Старуха-заседательница, это она, если помнишь, когда я шел к Кидалле на Лубянку, заметила мой «не тот, не наш» взгляд, которым я давил косяка на Кырлу Мырлу, стоявшего в витрине молочного магазина, старуха и сказала на весь зал, услышав, что я Х.У. Йорк. Это — распад!»
Председательница-мышка после этого продолжала: по обвинению в преступлении, непредусмотренным самым замечательным в мире У.К. РСФСР, по зквивалентным статьям 58 один, два, три, четыре, пять, шесть, семь, восемь, девять, десять и так далее с остановками по следующим пунктам: а, б, в, г, д… Далее без остановок. В том, что он в ночь с 14 июля 1789 года на 9 января 1905 года зверски изнасиловал и садистски убил в Московском зоопарке кенгуру породы колмогорско-королевской по кличке «Джемма», а также являлся соучастником бандитской шайки, отпилившей в первомайскую ночь рог с коса носорога Поликарпа, рождения 1937 года, с целью превращения рога в порошок, резко стимулирующий половую активность работников некоторых московских театров, Госфилармонии и Госцирка… Подсудимый Йорк полностью признался в совершенных преступлениях…
Тут, Коля, я возмущенно захипежил нечеловеческим голосом:
— Рог не отпиливал! Первый раз слышу! Мусора! Шьете лишнее дело! Ваша масть бита!
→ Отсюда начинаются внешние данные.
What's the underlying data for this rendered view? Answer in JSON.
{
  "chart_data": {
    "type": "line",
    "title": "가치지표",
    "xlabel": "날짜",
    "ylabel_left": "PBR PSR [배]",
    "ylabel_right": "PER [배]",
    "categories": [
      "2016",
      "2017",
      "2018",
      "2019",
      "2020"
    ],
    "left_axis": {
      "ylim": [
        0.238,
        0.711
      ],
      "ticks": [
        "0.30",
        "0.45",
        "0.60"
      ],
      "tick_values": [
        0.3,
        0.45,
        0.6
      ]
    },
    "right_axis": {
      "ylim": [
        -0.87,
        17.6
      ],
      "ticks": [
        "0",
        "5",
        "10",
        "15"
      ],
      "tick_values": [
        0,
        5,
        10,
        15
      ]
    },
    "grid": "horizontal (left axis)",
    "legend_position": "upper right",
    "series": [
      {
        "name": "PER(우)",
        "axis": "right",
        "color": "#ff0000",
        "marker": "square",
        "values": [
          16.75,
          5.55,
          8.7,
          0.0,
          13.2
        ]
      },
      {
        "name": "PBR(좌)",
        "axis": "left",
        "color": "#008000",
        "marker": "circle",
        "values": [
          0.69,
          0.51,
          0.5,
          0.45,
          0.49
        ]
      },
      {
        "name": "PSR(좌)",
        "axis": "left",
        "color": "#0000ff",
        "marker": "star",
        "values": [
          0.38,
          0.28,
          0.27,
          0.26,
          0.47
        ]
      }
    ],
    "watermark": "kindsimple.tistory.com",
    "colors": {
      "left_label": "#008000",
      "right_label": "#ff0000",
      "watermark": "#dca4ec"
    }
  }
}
Но, веришь, никто меня не осадил, наоборот, все, даже прокурор и председательница-мышка, зааплодировали, потом тихо зазвучал полонез Огинского, все во мне похолодело, душа оборвалась и я почувствовал, Коля, первый раз в жизни, острей и безнадежней, чем в третьей комфортабельной, что я смертельно одинок, смертельно беззащитен, и что какие-то дьявольские силы цель свою видят в том, чтобы широкие народные массы весело отплясывали «яблочко» на моем одиночестве, на моей беззащитности, на единственной жизни моей!